Woods is the clear favourite to win the 2013 Masters. He is fit again and all departments of his game are in good shape, although his driving remains a slight problem. His personal life is settled enough for him to contemplate winning another Major title and he obviously has the desire, but will he do so this week?

It may be more difficult than some people think. Athletes operate at their best when they are doing so unconsciously. The moment that thoughts, positive or negative, obtrude is often the time of danger for athletes.The more successful they become, the more difficult it is to keep their minds out of what they are doing.
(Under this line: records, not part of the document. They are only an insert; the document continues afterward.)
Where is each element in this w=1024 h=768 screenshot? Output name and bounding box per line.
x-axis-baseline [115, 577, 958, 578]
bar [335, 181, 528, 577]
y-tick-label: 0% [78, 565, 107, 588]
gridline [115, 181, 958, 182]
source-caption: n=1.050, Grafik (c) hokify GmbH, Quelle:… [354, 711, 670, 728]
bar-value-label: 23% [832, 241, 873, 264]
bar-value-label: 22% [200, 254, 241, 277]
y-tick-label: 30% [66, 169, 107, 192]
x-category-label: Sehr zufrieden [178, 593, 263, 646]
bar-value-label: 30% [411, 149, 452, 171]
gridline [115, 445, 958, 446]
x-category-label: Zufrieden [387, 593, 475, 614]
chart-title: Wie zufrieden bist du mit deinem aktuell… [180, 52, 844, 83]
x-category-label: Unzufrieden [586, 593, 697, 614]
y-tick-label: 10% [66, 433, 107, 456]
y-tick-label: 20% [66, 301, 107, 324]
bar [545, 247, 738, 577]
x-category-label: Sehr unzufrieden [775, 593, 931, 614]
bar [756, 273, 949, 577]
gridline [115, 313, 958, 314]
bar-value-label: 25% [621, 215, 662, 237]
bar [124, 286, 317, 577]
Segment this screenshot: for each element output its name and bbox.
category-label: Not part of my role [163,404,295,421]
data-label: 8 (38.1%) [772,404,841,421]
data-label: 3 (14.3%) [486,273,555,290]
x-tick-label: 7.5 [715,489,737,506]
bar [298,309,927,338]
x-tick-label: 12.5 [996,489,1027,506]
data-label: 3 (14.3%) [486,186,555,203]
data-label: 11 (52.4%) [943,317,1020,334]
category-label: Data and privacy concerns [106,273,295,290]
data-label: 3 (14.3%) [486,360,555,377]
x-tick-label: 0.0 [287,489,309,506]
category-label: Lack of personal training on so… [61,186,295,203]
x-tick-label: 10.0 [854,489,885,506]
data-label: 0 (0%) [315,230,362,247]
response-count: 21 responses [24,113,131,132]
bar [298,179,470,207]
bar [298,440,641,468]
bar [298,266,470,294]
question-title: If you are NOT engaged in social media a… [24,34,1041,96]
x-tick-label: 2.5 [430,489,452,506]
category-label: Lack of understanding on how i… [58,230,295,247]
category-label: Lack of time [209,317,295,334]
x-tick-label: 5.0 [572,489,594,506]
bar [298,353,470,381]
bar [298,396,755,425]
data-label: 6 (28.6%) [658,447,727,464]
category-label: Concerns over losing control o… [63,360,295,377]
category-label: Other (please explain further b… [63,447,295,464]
It is often manifest in the relentless pursuit of perfection that drives some sportspeople and particularly golfers.

One of the most extreme examples of an athlete who thinks too much is Padraig Harrington, who freely admits that he changes his swing every day in his drive to hit the ball perfectly. As a consequence, his mind has become a dark place that has inhibited his ability to reproduce the kind of golf that saw him win three Majors within 15 months.

The problem facing Woods is his driven ambition to beat the Nicklaus record.

Records are usually the by-product of an athlete operating at the peak of his powers.

I am sure that Hashim Amla did not set out to break any records when he went out to bat at The Oval in last year’s first Test match against England. His first concern would have been to protect his wicket and steer his team to safety. Later in his innings, he would have been mindful that the more runs he made the more likely it was that the Proteas might find themselves in a position where the match could be won. It would have been only very late in his innings that the thought of records would have entered his mind. It says much for his powers of concentration that he did not allow these thoughts to detract from the primary mission, which was to beat the opposition.

For Woods, however, it will be difficult but not impossible to remove from his consciousness all thoughts of driving himself closer to the Nicklaus number. This, after all, is the overriding desire of his golfing career, if not his life — to be acknowledged as the greatest golfer of all bar none. Nobody will have won as much as he has without the ability to focus on the challenges of each particular shot, but can he do it again under the pressures created by the toxic mix of his own ambition and recently revealed frailties?

He will know how important it is for him to start reeling in Nicklaus’s record with a win this weekend. This is his course and for eight years, the Masters was his tournament to lose. He will know that circumstances this year may never be more favourable for him. His greatest rival, Rory McIlroy, is not playing well and neither are any of Augusta’s past champions with the possible exception of Phil Mickelson, whose game has become increasingly erratic.

Woods is in peak physical condition, but this time next year he will be a year older, whereas his younger rivals will be a year more experienced and still approaching the summits of physical prowess. The Woods body has been prone to suffering more than most golfers the stresses and strains of an uncompromising swing. The most conscious negative thought he needs to avoid this Masters is that time is beginning to run out for him.

Which is why a win this weekend is so important for him. It will give him the confidence to play in a frame of mind that is less aware of the fact that he has been stuck on 14 Major wins for the best part of five years.

The awful thought that 14 might be all he ever gets will no longer be part of the Woods psyche. That number will be behind him, and like the marathon runner lying in second place, he will receive new energy from the perceptible closing of the distance between him and the leader of the pack.